Smart and sensible, it's been among the nation's top five best-selling cars for 15 of the last 20 years, according to Ward's data.

The other five years, it never ranked lower than seventh.

In Hollywood, that kind of track record makes you an A-Lister. So what's up with the recent Looney Toon cameos?

Honda's new ad campaign, dubbed "To Each Their Own," features characters inspired by cartoons. And not superhero types. I'm talking the Island of Misfit Toys: a zombie, a woolly troll, a masked castoff from the WWF.

The characters are so odd, they overwhelm. And the Civic takes on all the importance of a movie extra.

“We think it’s a youthful campaign, but it’s not alienating to older folks,” American Honda marketing vice presisdent Steve Center tells Ward's.

Really?
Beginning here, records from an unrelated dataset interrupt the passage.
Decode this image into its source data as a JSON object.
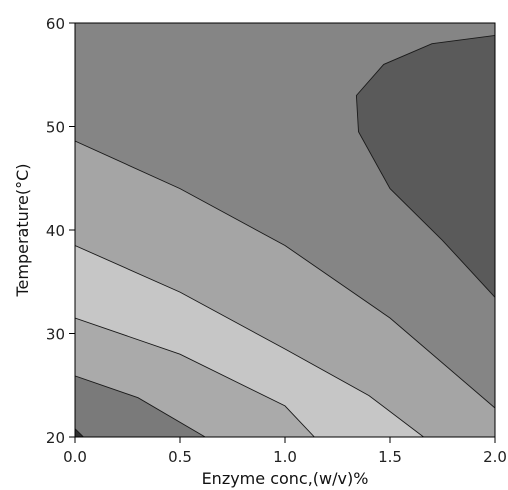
{
  "chart_data": {
    "type": "contour",
    "xlabel": "Enzyme conc,(w/v)%",
    "ylabel": "Temperature(°C)",
    "xlim": [
      0.0,
      2.0
    ],
    "ylim": [
      20,
      60
    ],
    "x_ticks": [
      "0.0",
      "0.5",
      "1.0",
      "1.5",
      "2.0"
    ],
    "y_ticks": [
      "20",
      "30",
      "40",
      "50",
      "60"
    ],
    "grid": false,
    "legend": "none",
    "colors": {
      "band_lowest": "#2f2f2f",
      "band_1": "#7a7a7a",
      "band_2": "#aaaaaa",
      "band_3": "#c6c6c6",
      "band_4": "#a5a5a5",
      "band_5": "#858585",
      "band_top": "#5a5a5a",
      "line": "#1a1a1a"
    },
    "contour_levels": [
      {
        "id": "c1",
        "points": [
          [
            0.0,
            20.8
          ],
          [
            0.04,
            20.0
          ]
        ]
      },
      {
        "id": "c2",
        "points": [
          [
            0.0,
            25.9
          ],
          [
            0.3,
            23.8
          ],
          [
            0.62,
            20.0
          ]
        ]
      },
      {
        "id": "c3",
        "points": [
          [
            0.0,
            31.5
          ],
          [
            0.5,
            28.0
          ],
          [
            1.0,
            23.0
          ],
          [
            1.14,
            20.0
          ]
        ]
      },
      {
        "id": "c4",
        "points": [
          [
            0.0,
            38.5
          ],
          [
            0.5,
            34.0
          ],
          [
            1.0,
            28.5
          ],
          [
            1.4,
            24.0
          ],
          [
            1.66,
            20.0
          ]
        ]
      },
      {
        "id": "c5",
        "points": [
          [
            0.0,
            48.6
          ],
          [
            0.5,
            44.0
          ],
          [
            1.0,
            38.5
          ],
          [
            1.5,
            31.5
          ],
          [
            2.0,
            22.8
          ]
        ]
      },
      {
        "id": "c6",
        "points": [
          [
            2.0,
            58.8
          ],
          [
            1.7,
            58.0
          ],
          [
            1.47,
            56.0
          ],
          [
            1.34,
            53.0
          ],
          [
            1.35,
            49.5
          ],
          [
            1.5,
            44.0
          ],
          [
            1.75,
            39.0
          ],
          [
            2.0,
            33.5
          ]
        ]
      }
    ]
  }
}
Actors make a living KILLING zombies. Or running from them. Often screaming.

Note to Honda: Respectfully suggest you depict a zombie driving a competitor's car.

Gallows Humor . . .

To paraphrase a fellow scribe, beleaguered Saab looks like "dead brand walking."

But in keeping with the comic-character theme here, I'm reminded more of the running football gag involving would-be placekicker Charlie Brown and his demonic holder, Lucy. Every time CB is set to kick off, Lucy snatches the ball away.

I imagine Saab as Charlie Brown and Koenigsegg, Hawtai, GM (pick one) as Lucy.

Comic Relief . . .

Bill Ford is as gracious as they come.

Colorful investor Evelyn Y. Davis has stolen the spotlight at every Blue Oval shareholders meeting since Merrill met Lynch. Or so it seems.

Currently, Chairman Bill Ford is her target of choice. Davis regularly admonishes the Ford family scion in long-winded monologues that reveal a decided dearth of industry insight. (Three years ago, she called for the ouster of CEO Alan Mulally.)

Bill patiently listens, sometimes engaging Davis with playful banter. But he is always respectful.

This year, the fiery 81-year-old Davis could not attend. So she asked her favorite foil to present a proposal on her behalf.

The motion called for Ford to disclose the company's political contributions. It was rejected out of hand.

Said Bill, with affection: “That went a lot quicker without Evelyn here.”